Except that they fired 50 shots. Fifty.

One officer emptied the entire first clip, reloaded and then emptied the second clip. While two officers did not shoot at all. Why was there such a disparity in the number of shots fired? Why was one compelled to fire 31 times while two others thought they need not fire at all – in reacting to the same situation? Was the one over-zealous/ racist and the others prudent? Or was the one justified while the two others froze? Perhaps we will never know the answers to these questions.

Malcolm Gladwell, in his excellent book “Blink: The Power of Thinking Without Thinking” has a chapter on the other infamous New York shooting – that of Amadou Diallo who was shot 41 times. That took seven seconds and I’m guessing this incident in Queens went down pretty much in the same time frame.
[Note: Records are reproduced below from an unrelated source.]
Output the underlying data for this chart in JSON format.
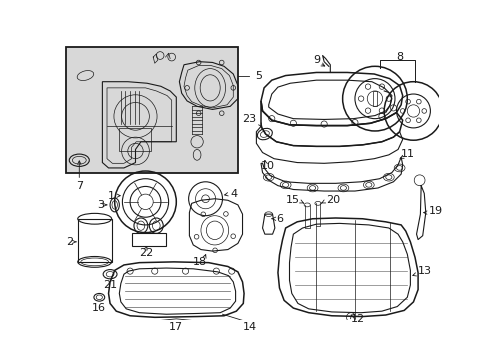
{
  "bg_color": "#ffffff",
  "line_color": "#1a1a1a",
  "shaded_box_bg": "#d8d8d8",
  "figsize": [
    4.89,
    3.6
  ],
  "dpi": 100
}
Although NYPD officers are trained to fire in bursts and stop after three shots to assess the situation, according to the testimony in the Diallo case, the NYPD manual “require(s) that… the first trigger pull being a conventional trigger pull and all subsequent trigger pulls being a hair trigger pull, and to further require that the ammunition that they carry be known as pointed full-metal jacket ammunition.”
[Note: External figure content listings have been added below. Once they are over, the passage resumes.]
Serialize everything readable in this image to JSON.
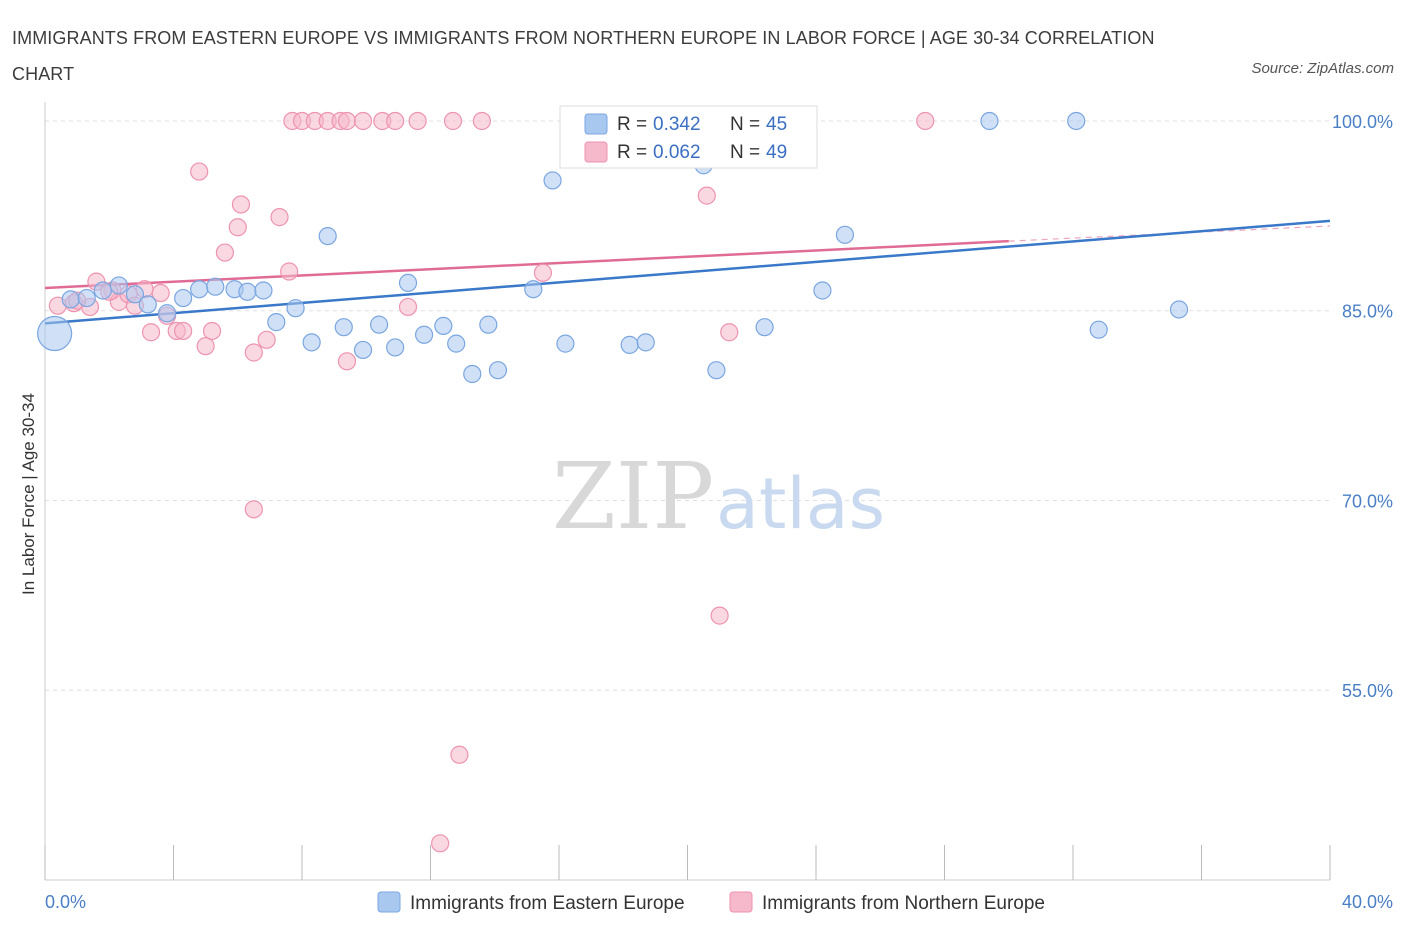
{
  "header": {
    "title": "IMMIGRANTS FROM EASTERN EUROPE VS IMMIGRANTS FROM NORTHERN EUROPE IN LABOR FORCE | AGE 30-34 CORRELATION CHART",
    "source": "Source: ZipAtlas.com"
  },
  "watermark": {
    "zip": "ZIP",
    "atlas": "atlas"
  },
  "legend": {
    "r_label": "R =",
    "n_label": "N =",
    "series": [
      {
        "r": "0.342",
        "n": "45"
      },
      {
        "r": "0.062",
        "n": "49"
      }
    ]
  },
  "colors": {
    "blue_fill": "#a9c8f0",
    "blue_stroke": "#7aa6e0",
    "blue_line": "#3a78c9",
    "pink_fill": "#f6b8cb",
    "pink_stroke": "#ee93b0",
    "pink_line": "#e06c96",
    "tick_text": "#4a7fc6",
    "grid": "#e0e0e0"
  },
  "chart_data": {
    "type": "scatter",
    "title": "IMMIGRANTS FROM EASTERN EUROPE VS IMMIGRANTS FROM NORTHERN EUROPE IN LABOR FORCE | AGE 30-34 CORRELATION CHART",
    "xlabel": "",
    "ylabel": "In Labor Force | Age 30-34",
    "xlim": [
      0,
      40
    ],
    "ylim": [
      40,
      101.5
    ],
    "x_tick_labels": [
      "0.0%",
      "40.0%"
    ],
    "y_ticks": [
      55,
      70,
      85,
      100
    ],
    "y_tick_labels": [
      "55.0%",
      "70.0%",
      "85.0%",
      "100.0%"
    ],
    "grid": true,
    "legend_position": "top-center",
    "series": [
      {
        "name": "Immigrants from Eastern Europe",
        "color": "#a9c8f0",
        "r": 0.342,
        "n": 45,
        "trend": {
          "x": [
            0,
            40
          ],
          "y": [
            84.0,
            92.1
          ]
        },
        "points": [
          [
            0.3,
            83.2
          ],
          [
            0.8,
            85.9
          ],
          [
            1.3,
            86.0
          ],
          [
            1.8,
            86.6
          ],
          [
            2.3,
            87.0
          ],
          [
            2.8,
            86.3
          ],
          [
            3.2,
            85.5
          ],
          [
            3.8,
            84.8
          ],
          [
            4.3,
            86.0
          ],
          [
            4.8,
            86.7
          ],
          [
            5.3,
            86.9
          ],
          [
            5.9,
            86.7
          ],
          [
            6.3,
            86.5
          ],
          [
            6.8,
            86.6
          ],
          [
            7.2,
            84.1
          ],
          [
            7.8,
            85.2
          ],
          [
            8.3,
            82.5
          ],
          [
            8.8,
            90.9
          ],
          [
            9.3,
            83.7
          ],
          [
            9.9,
            81.9
          ],
          [
            10.4,
            83.9
          ],
          [
            10.9,
            82.1
          ],
          [
            11.3,
            87.2
          ],
          [
            11.8,
            83.1
          ],
          [
            12.4,
            83.8
          ],
          [
            12.8,
            82.4
          ],
          [
            13.3,
            80.0
          ],
          [
            13.8,
            83.9
          ],
          [
            14.1,
            80.3
          ],
          [
            15.2,
            86.7
          ],
          [
            15.8,
            95.3
          ],
          [
            16.2,
            82.4
          ],
          [
            17.8,
            100.0
          ],
          [
            18.2,
            82.3
          ],
          [
            18.7,
            82.5
          ],
          [
            20.5,
            96.5
          ],
          [
            20.9,
            80.3
          ],
          [
            21.1,
            100.0
          ],
          [
            22.4,
            83.7
          ],
          [
            24.2,
            86.6
          ],
          [
            24.9,
            91.0
          ],
          [
            29.4,
            100.0
          ],
          [
            32.1,
            100.0
          ],
          [
            32.8,
            83.5
          ],
          [
            35.3,
            85.1
          ]
        ]
      },
      {
        "name": "Immigrants from Northern Europe",
        "color": "#f6b8cb",
        "r": 0.062,
        "n": 49,
        "trend": {
          "x": [
            0,
            30
          ],
          "y": [
            86.8,
            90.5
          ]
        },
        "trend_extension": {
          "x": [
            30,
            40
          ],
          "y": [
            90.5,
            91.7
          ]
        },
        "points": [
          [
            0.4,
            85.4
          ],
          [
            0.9,
            85.6
          ],
          [
            1.4,
            85.3
          ],
          [
            1.6,
            87.3
          ],
          [
            2.1,
            86.6
          ],
          [
            2.3,
            85.7
          ],
          [
            2.6,
            86.3
          ],
          [
            2.8,
            85.4
          ],
          [
            3.1,
            86.7
          ],
          [
            3.3,
            83.3
          ],
          [
            3.6,
            86.4
          ],
          [
            3.8,
            84.6
          ],
          [
            4.1,
            83.4
          ],
          [
            4.3,
            83.4
          ],
          [
            4.8,
            96.0
          ],
          [
            5.0,
            82.2
          ],
          [
            5.2,
            83.4
          ],
          [
            5.6,
            89.6
          ],
          [
            6.0,
            91.6
          ],
          [
            6.1,
            93.4
          ],
          [
            6.5,
            81.7
          ],
          [
            6.5,
            69.3
          ],
          [
            6.9,
            82.7
          ],
          [
            7.3,
            92.4
          ],
          [
            7.6,
            88.1
          ],
          [
            7.7,
            100.0
          ],
          [
            8.0,
            100.0
          ],
          [
            8.4,
            100.0
          ],
          [
            8.8,
            100.0
          ],
          [
            9.2,
            100.0
          ],
          [
            9.4,
            100.0
          ],
          [
            9.4,
            81.0
          ],
          [
            9.9,
            100.0
          ],
          [
            10.5,
            100.0
          ],
          [
            10.9,
            100.0
          ],
          [
            11.3,
            85.3
          ],
          [
            11.6,
            100.0
          ],
          [
            12.7,
            100.0
          ],
          [
            12.9,
            49.9
          ],
          [
            13.6,
            100.0
          ],
          [
            12.3,
            42.9
          ],
          [
            15.5,
            88.0
          ],
          [
            18.1,
            100.0
          ],
          [
            20.6,
            94.1
          ],
          [
            21.0,
            60.9
          ],
          [
            21.3,
            83.3
          ],
          [
            27.4,
            100.0
          ],
          [
            2.0,
            86.5
          ],
          [
            1.0,
            85.8
          ]
        ]
      }
    ]
  }
}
I don’t think that for a veteran, trained police officer firing off 16 rounds, reloading and firing another 15 would have taken more than a few seconds especially given the “hair trigger” guns he was required to carry.

In his book, Mr. Gladwell also describes what he calls, “mind-blindness” – that when stress response is taken to an extreme and heart rates increases 175 the body shuts down all non-essential physiological activity. Is that what happened? Were the officers on the scene so focused on the immediate, the perceived threat that they literally could not see or hear anything else? Maybe.

But these were trained officers. Even if race was not a factor, and I believe it was – on both sides, it was extraordinarily inept police work. And a man is dead. And 50 shots were fired.

Saturday, December 02, 2006

New York Redux

One other thing that struck me in Vir Sanghvi's article that I linked to in my last post was his identification of New York with Times Square. Mr. Sanghvi named a number of cities and the particular landmark with which he identified them: Paris - Champs Elysees; London - Hyde Park; Tokyo - Shinjiku; New York - Times Square. It was a throwaway line and I'm sure Mr. Sanghvi meant nothing by it. Most people, especially those not from the City, when they think of New York are really thinking of Manhattan and specifically of Times Square and Mr. Sanghvi, as someone who has obviously not lived in the City for any considerable period time, made the same tourist's-view-of-New-York association.

Except that New York is so much more than Times Square. In fact, Times Square as we know it today is a fairly recent development, going back to the mid-90s when Rudy Giuliani decided to clean it up. Before that, throughout the 70s and 80s, Times Square was a drug addled, crime-ridden cesspool into which only the very brave or the very foolish ventured. Between porno-theaters, prostitutes and crack dealers, there was little room for the glitz and glamor that we see at Times Square today.

A stroll along Lenox Avenue or 125th St in Harlem or by the Yankee stadium in the Bronx or in 'Little Odessa' - Brighton Beach in Brooklyn will present views of the city that are worlds away from Times Square and are yet quintessentially New York.

But one needn't even go as far afield as Brooklyn or the Bronx. Even if you start at Battery Park and work your way up to the Central Park, you can almost feel the evolution of the City from the organic Downtown to the Bohemian Greenwich Village to the modern grid of Midtown.

New York is often called the world's largest small town and in many ways it is. It is a city of distinct neighborhoods, each with a unique character all its own. You can never mistake Chinatown with Little Korea or the Upper East Side with the Upper West Side. There isn't a border to cross into Harlem but when you are there, you damn well know you're in Harlem.

And so Times Square is not any more a symbol of the City than the Esplanade is for Calcutta or Connaught Place is for Delhi - it's just a place where we park the tourists and dazzle them with lights so the stay out of our way and don't hog the tables at the neighborhood pizzeria!